Unveiled Artist
Veteran Member
The question is asked again in 180. However, it is explained to where it should make more sense that I am not asking about an atheists relationship with reality. I dont see how you got that. Maybe the reasons are personal as to "why" people who Know God does not exist would talk about God. Reasons aside, doez having the conversation in and of itself logical.
I.e. I know God (well say external) does not exist. I talk about him because of curiousity, learning new perspectives, and wonder. These reasons are perfecfly logical (they make sense). However, I know it does not make sense in and of itself to have the conversation. It is illogical because I am imagining something into existence and Im seriously making it exist outside of analogies and concepts. Why would I do this, if not for the reasons stated, I would not. The action is illogical not the reasons. My relationship with reality is not part of the question.
I ask people who knows god does not exist the same question i just answered myself. The result of 9 pages of misinterpretation or giving reasons but missing the point. Post and replies 114 explains it best. Post 180 is a recap.
I.e. I know God (well say external) does not exist. I talk about him because of curiousity, learning new perspectives, and wonder. These reasons are perfecfly logical (they make sense). However, I know it does not make sense in and of itself to have the conversation. It is illogical because I am imagining something into existence and Im seriously making it exist outside of analogies and concepts. Why would I do this, if not for the reasons stated, I would not. The action is illogical not the reasons. My relationship with reality is not part of the question.
I ask people who knows god does not exist the same question i just answered myself. The result of 9 pages of misinterpretation or giving reasons but missing the point. Post and replies 114 explains it best. Post 180 is a recap.
The whole inquiry is about our relationship with reality. On the surface level that's an intellectual question, on a deeper level it's a personal one. Theists tend towards the personal, whereas atheists lean towards the intellectual, perhaps a key difference between the two.
To gain some insight in to the nature of the question, we can examine the phrase "our relationship with reality". This phrase assumes two different things "us" and "reality", and then some relationship between the two. Even just the word "relationship" assumes at least two different things.
As example, let's say you have a roommate. We can guess this roommate probably has welcome and unwelcome qualities, as we all do. What is your relationship with this roommate, the entirety of them, including everything you see as being good and everything you see being as bad? How you answer this question will probably determine how well your time with this roommate goes.
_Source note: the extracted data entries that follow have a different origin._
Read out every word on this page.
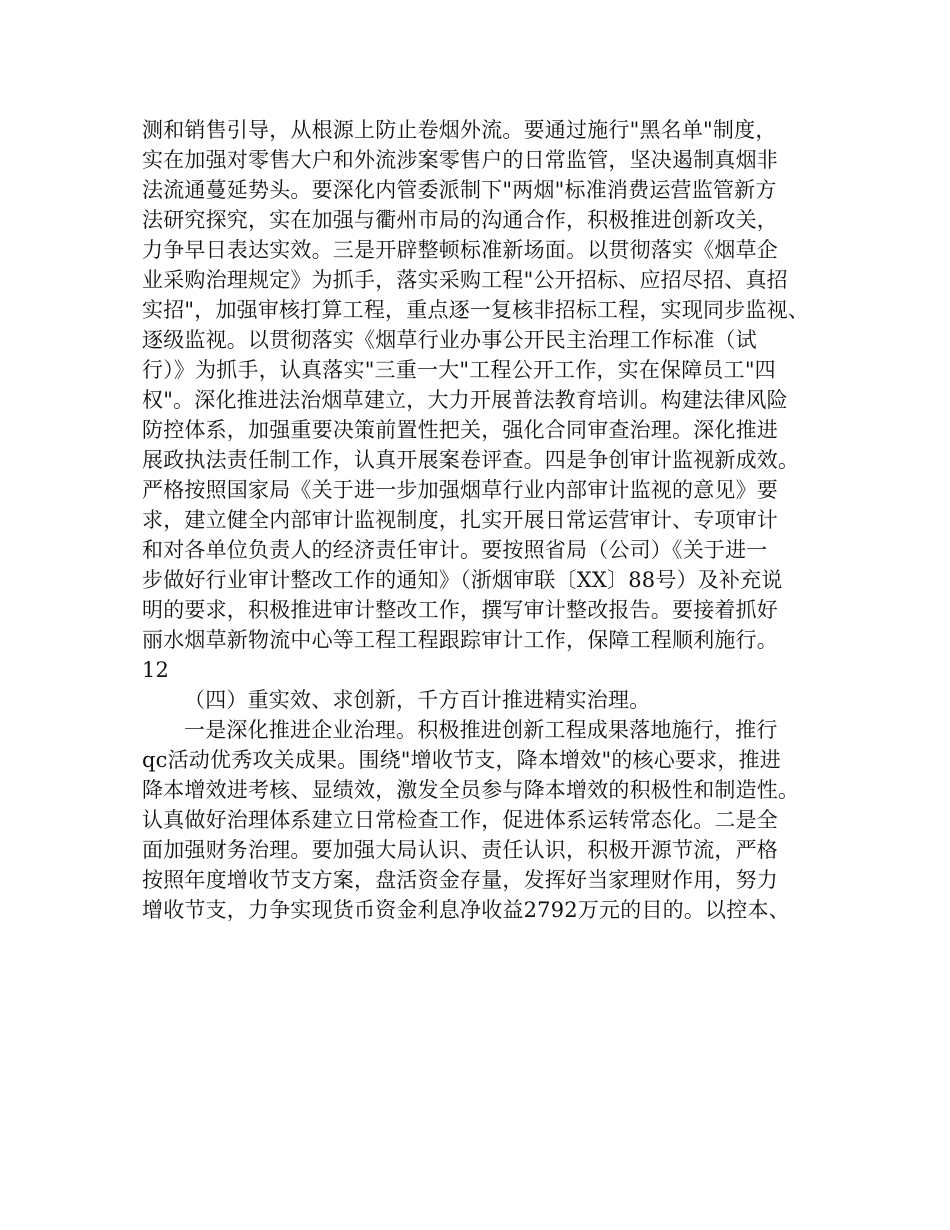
测和销售引导，从根源上防止卷烟外流。要通过施行"黑名单"制度，
实在加强对零售大户和外流涉案零售户的日常监管，坚决遏制真烟非
法流通蔓延势头。要深化内管委派制下"两烟"标准消费运营监管新方
法研究探究，实在加强与衢州市局的沟通合作，积极推进创新攻关，
力争早日表达实效。三是开辟整顿标准新场面。以贯彻落实《烟草企
业采购治理规定》为抓手，落实采购工程"公开招标、应招尽招、真招
实招"，加强审核打算工程，重点逐一复核非招标工程，实现同步监视、
逐级监视。以贯彻落实《烟草行业办事公开民主治理工作标准（试
行）》为抓手，认真落实"三重一大"工程公开工作，实在保障员工"四
权"。深化推进法治烟草建立，大力开展普法教育培训。构建法律风险
防控体系，加强重要决策前置性把关，强化合同审查治理。深化推进
展政执法责任制工作，认真开展案卷评查。四是争创审计监视新成效。
严格按照国家局《关于进一步加强烟草行业内部审计监视的意见》要
求，建立健全内部审计监视制度，扎实开展日常运营审计、专项审计
和对各单位负责人的经济责任审计。要按照省局（公司）《关于进一
步做好行业审计整改工作的通知》（浙烟审联〔XX〕88号）及补充说
明的要求，积极推进审计整改工作，撰写审计整改报告。要接着抓好
丽水烟草新物流中心等工程工程跟踪审计工作，保障工程顺利施行。
12
（四）重实效、求创新，千方百计推进精实治理。
一是深化推进企业治理。积极推进创新工程成果落地施行，推行
qc活动优秀攻关成果。围绕"增收节支，降本增效"的核心要求，推进
降本增效进考核、显绩效，激发全员参与降本增效的积极性和制造性。
认真做好治理体系建立日常检查工作，促进体系运转常态化。二是全
面加强财务治理。要加强大局认识、责任认识，积极开源节流，严格
按照年度增收节支方案，盘活资金存量，发挥好当家理财作用，努力
增收节支，力争实现货币资金利息净收益2792万元的目的。以控本、
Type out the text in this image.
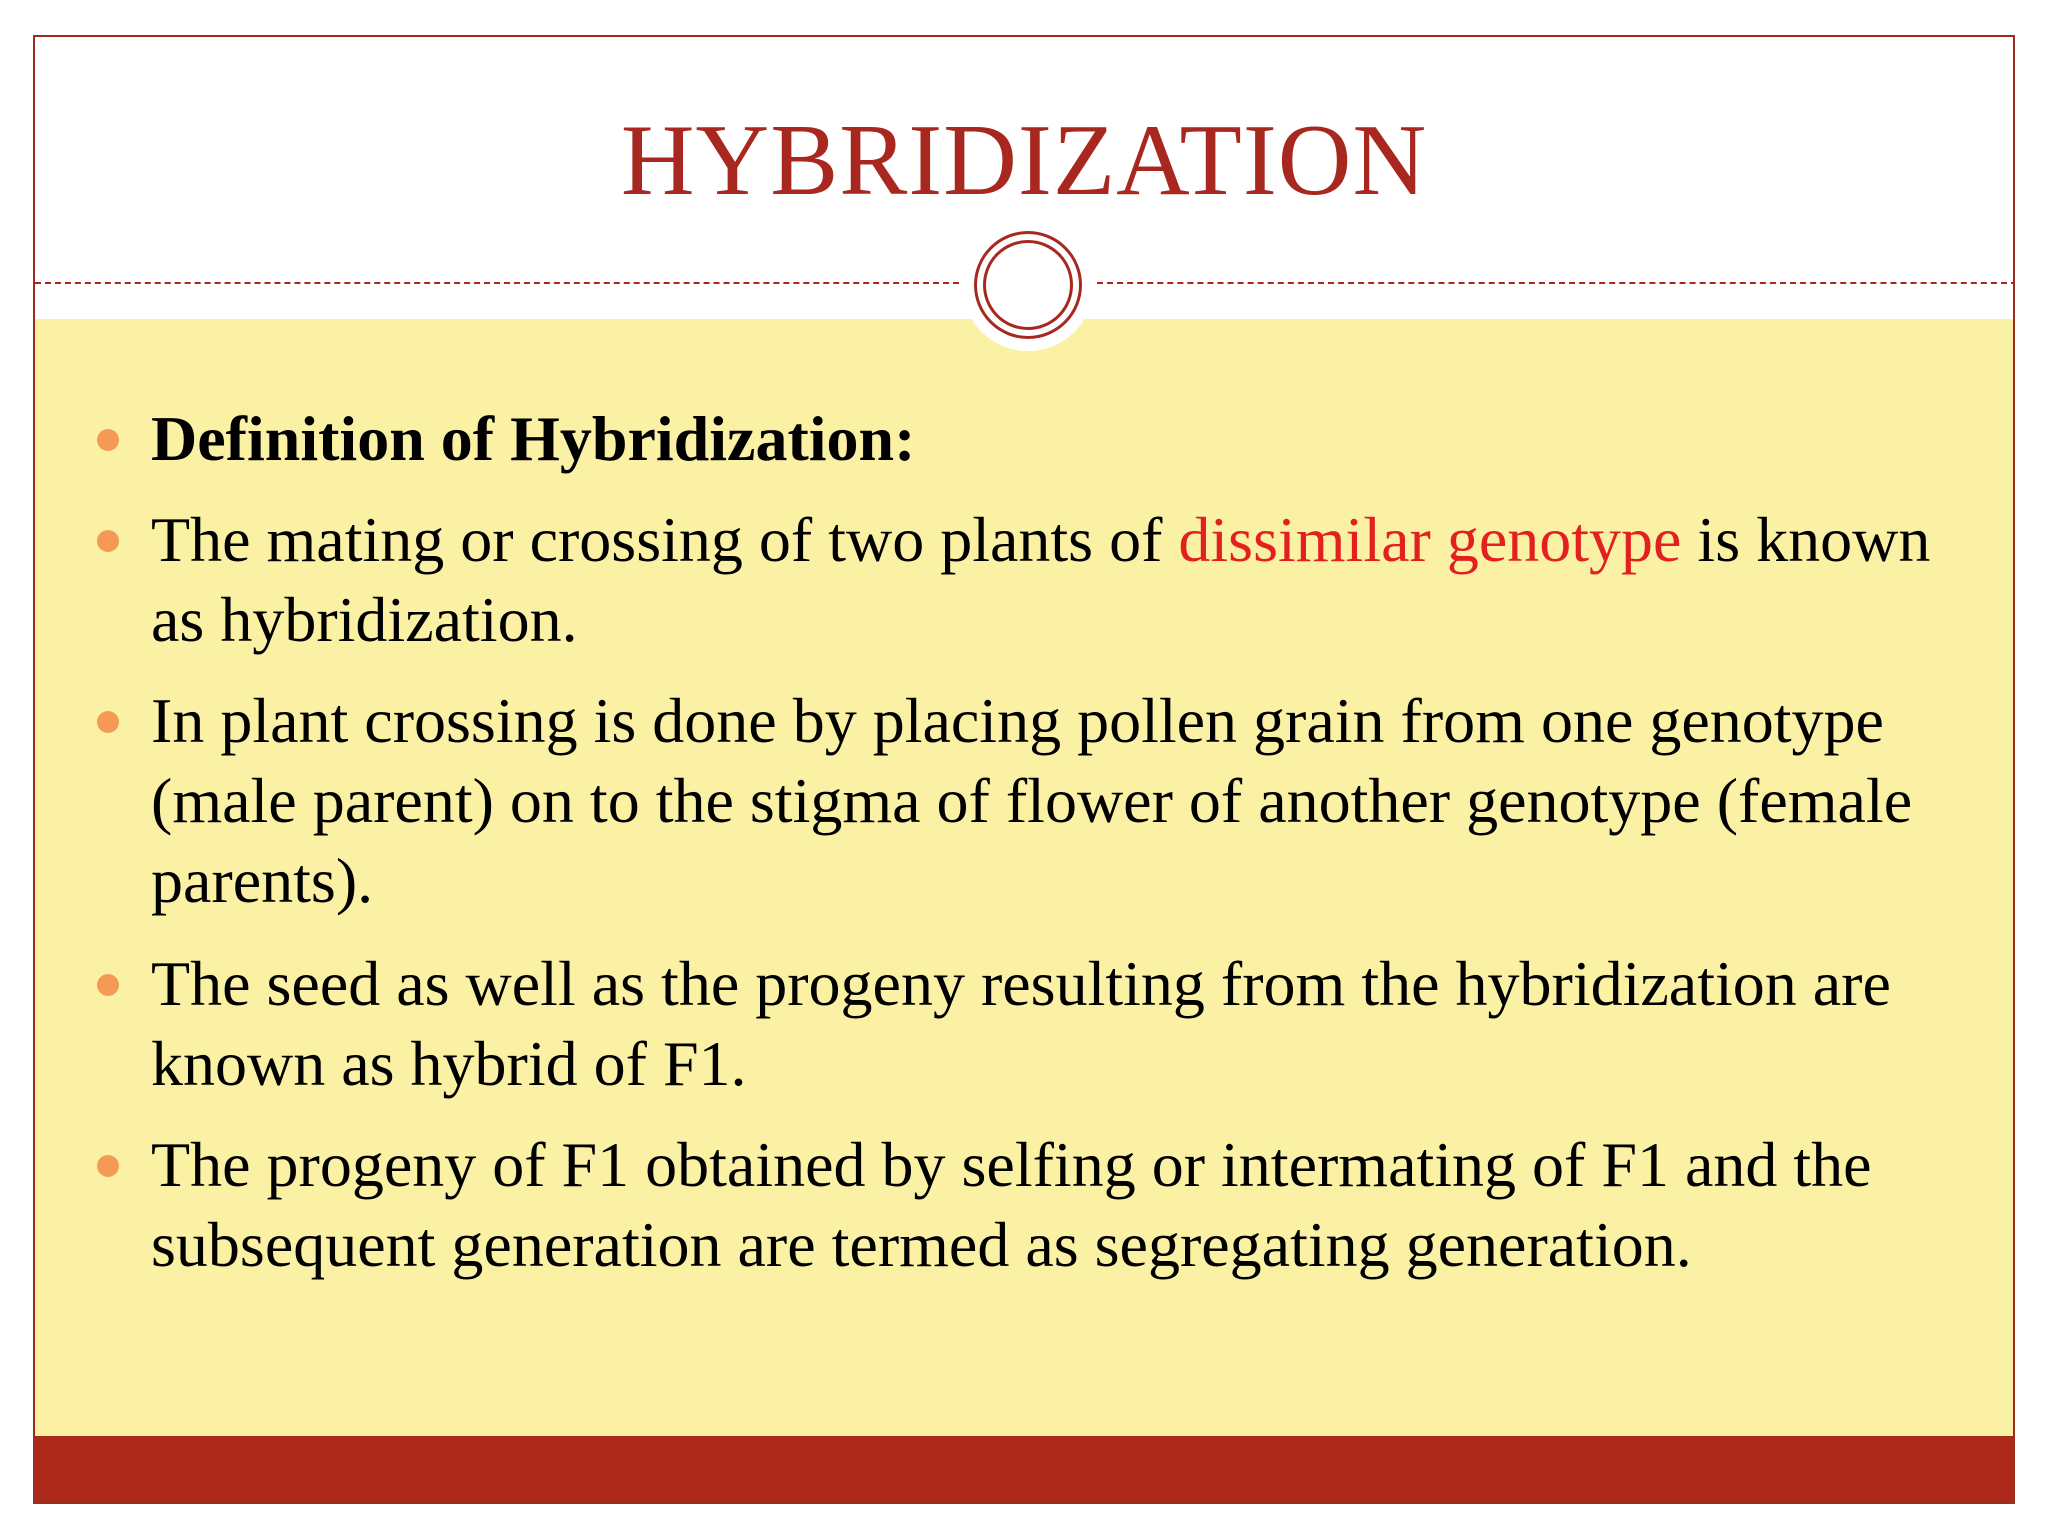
HYBRIDIZATION
Definition of Hybridization:
The mating or crossing of two plants of dissimilar genotype is known as hybridization.
In plant crossing is done by placing pollen grain from one genotype (male parent) on to the stigma of flower of another genotype (female parents).
The seed as well as the progeny resulting from the hybridization are known as hybrid of F1.
The progeny of F1 obtained by selfing or intermating of F1 and the subsequent generation are termed as segregating generation.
Reality is our ever present roommate. It contains things we like, and things we don't like. Unlike our human roommate reality is huge, powerful, and mysterious beyond our ability to imagine. It controls virtually everything that matters in our lives, leaving us to manage only the smallest of details. It can give us the most wonderful experiences, and then in the next moment give us pancreatic cancer or some other horror. It's close to impossible to predict what reality will dish out to us on any given day.
Intellectualism is a way to keep such existential facts of our existence at arm's length, at a safe distance. While there's nothing wrong with this, it's also a pretty limited method for approaching what in the end is a deeply personal question.
What is our relationship with a power of this scale, whether we call it reality or god or something else?
Because theists (the better ones anyway) grasp that this is at heart a deeply personal question, they approach the question in a personal manner.
Generally speaking, they have replaced the cold abstract phrase of "reality" with a living intelligent entity one can relate to personally the way humans are used to relating.
And because such power, whatever one might call it, dwarfs the human scale, they have correctly seen that the rational response is to love, worship and surrender to such overwhelming power, whatever one might call it.
Imho, it doesn't really matter whether we call it reality, nature, god, universe or some other word, because for issues of this unimaginably enormous scale, none of us have a clue what we're talking about. So, the rational thing is to choose any word we like, and then get on to the real business of the inquiry.
Whatever you call it, what is your relationship with it?
You might win a free trip to Hawaii tomorrow.
Or you might be diagnosed with bone cancer.
What is your relationship with that?